The Perils of Reactive Planning

“By failing to prepare you are preparing to fail”
– Benjamin Franklin


Such is the popularity of this famous quote, it was even used on ITV’s Love Island this month! But when it comes to the practical application of this quote, we see too many examples of the wrong type of planning.

In a recent LinkedIn post, Source team member Richard displayed a TED talk by David Allen.

The talk covers the natural and unnatural planning model and the impact of reactive planning “it’s not a matter of whether you do the natural planning model, it’s when and at what cost” – David Allen.

We thought we’d ask Richard a few questions on his past experience of reactive planning.


So, you’ve mentioned you’ve experienced the reactive planning model, do any examples spring to mind?

The reactive planning, I have experienced in previous roles has caused a lot of stress. It’s hard to pinpoint one example, as this mind-set creeps into every aspect of a company if it’s not recognised; and soon it’s the norm.

When David Allen was talking he speaks a lot about methodology and ‘getting things done’ or GTD for short. He often says “we can’t reduce the amount of workload that much, so how do we deal with it?” His first policy is “get it out of your head”. Our brains are for having ideas not keeping them.  If you try and store everything, you don’t allow space to think.  If you continually keep “what’s happened before” thoughts, it causes a reaction, resulting in a big panic when something has gone wrong or something is perceived to have gone wrong.  When we panic we don’t go for natural methods like brainstorming. A lot of the time people say “we’ve got to do a spreadsheet”, but there is no room for dumping ideas and then sorting them, it’s always got to be a perfect formed plan first time around.

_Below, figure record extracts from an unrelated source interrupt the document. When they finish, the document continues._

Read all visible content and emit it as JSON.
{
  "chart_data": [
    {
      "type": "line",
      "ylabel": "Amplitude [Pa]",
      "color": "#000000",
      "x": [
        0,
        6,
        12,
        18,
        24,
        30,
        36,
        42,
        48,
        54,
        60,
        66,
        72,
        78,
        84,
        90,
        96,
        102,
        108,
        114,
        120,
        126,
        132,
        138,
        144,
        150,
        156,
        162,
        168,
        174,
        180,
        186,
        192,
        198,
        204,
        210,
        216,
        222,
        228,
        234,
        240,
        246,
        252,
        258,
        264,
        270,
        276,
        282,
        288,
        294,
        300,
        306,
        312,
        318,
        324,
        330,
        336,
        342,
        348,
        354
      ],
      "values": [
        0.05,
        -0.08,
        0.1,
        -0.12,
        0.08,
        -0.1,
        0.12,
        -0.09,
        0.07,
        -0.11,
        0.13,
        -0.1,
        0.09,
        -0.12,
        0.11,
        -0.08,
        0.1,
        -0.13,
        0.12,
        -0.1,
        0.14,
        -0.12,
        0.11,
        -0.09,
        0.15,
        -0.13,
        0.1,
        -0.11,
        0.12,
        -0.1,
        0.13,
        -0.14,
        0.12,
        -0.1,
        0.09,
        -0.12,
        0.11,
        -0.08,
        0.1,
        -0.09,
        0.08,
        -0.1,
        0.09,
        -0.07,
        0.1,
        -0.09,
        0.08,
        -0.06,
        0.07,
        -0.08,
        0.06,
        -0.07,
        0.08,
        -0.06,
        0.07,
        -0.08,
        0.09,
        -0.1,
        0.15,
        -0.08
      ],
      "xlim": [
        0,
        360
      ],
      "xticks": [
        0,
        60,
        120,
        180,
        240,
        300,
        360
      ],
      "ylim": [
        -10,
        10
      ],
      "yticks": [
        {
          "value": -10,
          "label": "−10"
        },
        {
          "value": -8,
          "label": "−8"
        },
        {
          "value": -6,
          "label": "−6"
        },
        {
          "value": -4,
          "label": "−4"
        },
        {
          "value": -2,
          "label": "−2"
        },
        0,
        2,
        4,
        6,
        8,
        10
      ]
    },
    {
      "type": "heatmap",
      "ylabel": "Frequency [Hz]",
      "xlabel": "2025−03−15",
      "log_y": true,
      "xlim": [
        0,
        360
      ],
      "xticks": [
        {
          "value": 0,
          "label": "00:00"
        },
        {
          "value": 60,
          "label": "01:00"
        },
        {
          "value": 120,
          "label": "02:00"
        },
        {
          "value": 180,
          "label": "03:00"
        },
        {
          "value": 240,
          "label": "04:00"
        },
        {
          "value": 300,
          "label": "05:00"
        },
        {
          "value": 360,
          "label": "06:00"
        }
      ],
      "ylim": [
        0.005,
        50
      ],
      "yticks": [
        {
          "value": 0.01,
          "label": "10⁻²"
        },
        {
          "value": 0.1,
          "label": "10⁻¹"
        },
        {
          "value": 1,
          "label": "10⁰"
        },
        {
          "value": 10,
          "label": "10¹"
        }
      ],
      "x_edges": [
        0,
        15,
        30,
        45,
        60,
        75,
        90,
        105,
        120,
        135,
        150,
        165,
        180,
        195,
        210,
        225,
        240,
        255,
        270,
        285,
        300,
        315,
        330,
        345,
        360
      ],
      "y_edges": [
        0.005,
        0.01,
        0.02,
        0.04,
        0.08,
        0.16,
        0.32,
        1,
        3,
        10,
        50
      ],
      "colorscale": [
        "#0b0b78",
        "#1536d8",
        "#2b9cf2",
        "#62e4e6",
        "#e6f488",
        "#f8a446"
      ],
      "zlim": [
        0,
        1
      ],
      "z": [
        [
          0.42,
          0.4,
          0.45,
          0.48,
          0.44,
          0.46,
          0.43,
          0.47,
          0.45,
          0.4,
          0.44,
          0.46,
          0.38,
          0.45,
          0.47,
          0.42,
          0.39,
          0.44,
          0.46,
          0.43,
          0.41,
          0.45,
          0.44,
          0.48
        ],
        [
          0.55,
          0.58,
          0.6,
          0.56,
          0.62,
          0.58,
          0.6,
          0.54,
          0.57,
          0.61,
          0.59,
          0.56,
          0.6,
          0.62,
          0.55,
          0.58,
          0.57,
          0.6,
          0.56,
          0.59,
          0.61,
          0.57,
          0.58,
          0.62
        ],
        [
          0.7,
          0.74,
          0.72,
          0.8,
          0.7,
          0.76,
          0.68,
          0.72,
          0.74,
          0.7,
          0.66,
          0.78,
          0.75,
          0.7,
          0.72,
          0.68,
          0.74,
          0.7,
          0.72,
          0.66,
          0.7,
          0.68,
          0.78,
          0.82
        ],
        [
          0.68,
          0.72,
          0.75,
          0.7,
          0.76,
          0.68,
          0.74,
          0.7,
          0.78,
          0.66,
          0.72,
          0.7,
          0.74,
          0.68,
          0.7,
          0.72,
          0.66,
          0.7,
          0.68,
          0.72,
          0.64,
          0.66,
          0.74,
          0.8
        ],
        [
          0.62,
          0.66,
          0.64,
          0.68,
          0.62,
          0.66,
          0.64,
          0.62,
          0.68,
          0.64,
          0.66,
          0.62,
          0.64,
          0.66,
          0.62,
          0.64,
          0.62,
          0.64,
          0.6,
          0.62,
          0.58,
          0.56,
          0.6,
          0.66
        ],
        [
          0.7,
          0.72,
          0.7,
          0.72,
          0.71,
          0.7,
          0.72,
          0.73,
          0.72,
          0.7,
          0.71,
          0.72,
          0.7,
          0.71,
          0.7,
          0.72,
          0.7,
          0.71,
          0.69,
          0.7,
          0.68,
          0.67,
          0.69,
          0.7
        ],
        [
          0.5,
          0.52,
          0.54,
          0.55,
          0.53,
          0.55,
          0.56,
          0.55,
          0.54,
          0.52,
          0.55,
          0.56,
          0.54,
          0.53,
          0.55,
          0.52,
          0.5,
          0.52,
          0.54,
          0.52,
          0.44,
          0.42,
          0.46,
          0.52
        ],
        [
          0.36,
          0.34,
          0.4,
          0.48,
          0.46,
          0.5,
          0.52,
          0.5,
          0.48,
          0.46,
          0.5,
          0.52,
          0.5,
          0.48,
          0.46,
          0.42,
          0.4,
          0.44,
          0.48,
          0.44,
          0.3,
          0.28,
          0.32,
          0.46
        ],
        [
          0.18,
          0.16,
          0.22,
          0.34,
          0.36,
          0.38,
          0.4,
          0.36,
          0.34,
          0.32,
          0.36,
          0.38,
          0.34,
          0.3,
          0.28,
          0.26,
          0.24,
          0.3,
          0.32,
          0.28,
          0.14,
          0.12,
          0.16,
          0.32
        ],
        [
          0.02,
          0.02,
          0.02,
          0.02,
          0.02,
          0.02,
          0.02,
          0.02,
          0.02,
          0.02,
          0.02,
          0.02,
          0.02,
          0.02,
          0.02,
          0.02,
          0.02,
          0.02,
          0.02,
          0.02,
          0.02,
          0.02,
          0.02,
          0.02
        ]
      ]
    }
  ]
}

Politics plays an awfully big part of it too. Politics is an essential part of governing anything, but when people aren’t thinking straight they’re not thinking “how do we get this done” they’re thinking “how do I cover myself” because someone else is going to see this. They may as well forget about it at that point, they have lost the purpose, the objective, the why, and they are just panicking to get anything down. On the surface, they think they have to go in a certain direction to get things done but in reality, they are going in the opposite direction.


How did that lack of planning make you feel in the work environment?

In 2013 I was overwhelmed, and that’s when I lost my hair! It was quite traumatic, but I didn’t feel the trauma until it came to a head one day (pun unintended), and the stress just broke me.

Over Christmas, I went to my then girlfriend’s house (who is now my wife – bless her) and I was having a shower. I looked at my arms and I thought how am I growing all this hair? I thought I was turning into a werewolf! I touched my head and all my hair was just coming off and it was just the stress. You can get to the point where there is so much waiting and demand on your attention and don’t know where to start.

There’s the stress aspect but there is also the aspect of feeling like I am always doing the wrong thing. For every one thing (I was doing), even if I was doing it right, there were 15 things I wasn’t doing, so, my mind was on those other things and not the task in hand.


What would be your top tips for creating a healthy planning environment?

If you have a trusted system for managing what work you have, you should be able to dump what’s in your mind into that system, whether that’s on paper or in an app. You should put it there to be able to focus on what you’ve got to do. So the first thing they do is what David Allen calls the “mind sweep” – take some time to list everything you’ve got to do and then you organise it, putting it into projects (which is anything that needs more than two steps). Organise it that way and identify your next actions and just work through that.

The way I work now is definitely agile; it’s good as a way of working. I think we have to take responsibility for our actions too – my manager makes it clear what needs to be done but he leaves it to me to prioritise.  If I have too many projects and I don’t know what’s important I can go back to my manager for guidance.

Involve other people for decision making too.  At Source I get the sense of what is more important as they explain why something is needed. We know what we are supposed to be doing but we don’t always know why.  Having the context and the bigger picture helps to alleviate the panic and feeling of being overwhelmed, and this allows you to think clearer.